Voiced by Cheech Marin, the piece begins with the words delivered phonetically:

Ever since I took the Evelyn Woodhead Sped Riddin' course, my riddin' has [Cheech carefully sounds out the syllables somewhat incorrectly] im-PROVVed one hunert percent [pause] and "comprenshun" has increased "won-der-full-lee". I recommend the Evelyn Woodhead Sped Riddin' course to all mah friends out there, and you tell 'em you heard it here first on Roller Derby.

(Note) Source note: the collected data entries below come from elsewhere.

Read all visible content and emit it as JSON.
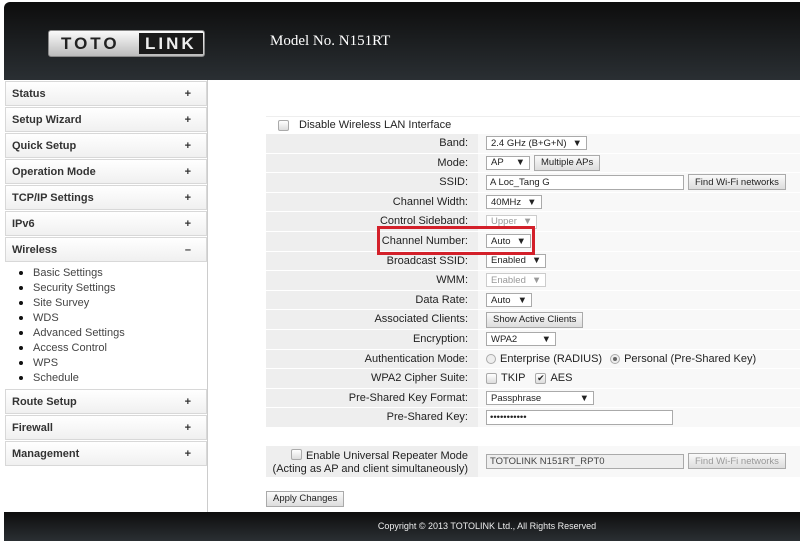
{
  "header": {
    "logo": "TOTO LINK",
    "logo_left": "TOTO",
    "logo_right": "LINK",
    "model": "Model No. N151RT"
  },
  "sidebar": {
    "items": [
      {
        "label": "Status",
        "sign": "+"
      },
      {
        "label": "Setup Wizard",
        "sign": "+"
      },
      {
        "label": "Quick Setup",
        "sign": "+"
      },
      {
        "label": "Operation Mode",
        "sign": "+"
      },
      {
        "label": "TCP/IP Settings",
        "sign": "+"
      },
      {
        "label": "IPv6",
        "sign": "+"
      },
      {
        "label": "Wireless",
        "sign": "–"
      },
      {
        "label": "Route Setup",
        "sign": "+"
      },
      {
        "label": "Firewall",
        "sign": "+"
      },
      {
        "label": "Management",
        "sign": "+"
      }
    ],
    "wireless_sub": [
      "Basic Settings",
      "Security Settings",
      "Site Survey",
      "WDS",
      "Advanced Settings",
      "Access Control",
      "WPS",
      "Schedule"
    ]
  },
  "form": {
    "disable_label": "Disable Wireless LAN Interface",
    "disable_checked": false,
    "band": {
      "label": "Band:",
      "value": "2.4 GHz (B+G+N)"
    },
    "mode": {
      "label": "Mode:",
      "value": "AP",
      "button": "Multiple APs"
    },
    "ssid": {
      "label": "SSID:",
      "value": "A Loc_Tang G",
      "button": "Find Wi-Fi networks"
    },
    "width": {
      "label": "Channel Width:",
      "value": "40MHz"
    },
    "sideband": {
      "label": "Control Sideband:",
      "value": "Upper"
    },
    "channel": {
      "label": "Channel Number:",
      "value": "Auto"
    },
    "broadcast": {
      "label": "Broadcast SSID:",
      "value": "Enabled"
    },
    "wmm": {
      "label": "WMM:",
      "value": "Enabled"
    },
    "rate": {
      "label": "Data Rate:",
      "value": "Auto"
    },
    "clients": {
      "label": "Associated Clients:",
      "button": "Show Active Clients"
    },
    "encryption": {
      "label": "Encryption:",
      "value": "WPA2"
    },
    "auth": {
      "label": "Authentication Mode:",
      "opt1": "Enterprise (RADIUS)",
      "opt2": "Personal (Pre-Shared Key)",
      "selected": "Personal (Pre-Shared Key)"
    },
    "cipher": {
      "label": "WPA2 Cipher Suite:",
      "tkip": "TKIP",
      "aes": "AES",
      "tkip_checked": false,
      "aes_checked": true
    },
    "pskformat": {
      "label": "Pre-Shared Key Format:",
      "value": "Passphrase"
    },
    "psk": {
      "label": "Pre-Shared Key:",
      "value": "•••••••••••"
    },
    "repeater": {
      "label": "Enable Universal Repeater Mode",
      "sub": "(Acting as AP and client simultaneously)",
      "value": "TOTOLINK N151RT_RPT0",
      "button": "Find Wi-Fi networks",
      "checked": false
    },
    "apply": "Apply Changes",
    "arrow": "▼",
    "check": "✔"
  },
  "footer": {
    "copyright": "Copyright © 2013 TOTOLINK Ltd.,   All Rights Reserved"
  },
  "colors": {
    "highlight": "#d3202a"
  }
}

The short spoken word testimonial style skit was an efficient parody of commercials that were prevalent on the television and radio stations in that era.

==="Basketball Jones"===
The album's final track, "Basketball Jones featuring Tyrone Shoelaces", is a music track which features George Harrison on guitar, Carole King, Billy Preston, Jim Keltner, Klaus Voormann, Nicky Hopkins, Jim Karstein and Tom Scott, with Darlene Love, Fanita James, Jean King, Ronnie Spector and Michelle Phillips (The Mamas & the Papas) as cheerleaders.

Animated in 1974 by Paul Gruwell, parts of this music video were featured in the 1979 movie Being There. This track was also released as a single and reached #15 on the Billboard Hot 100 and #36 in Canada.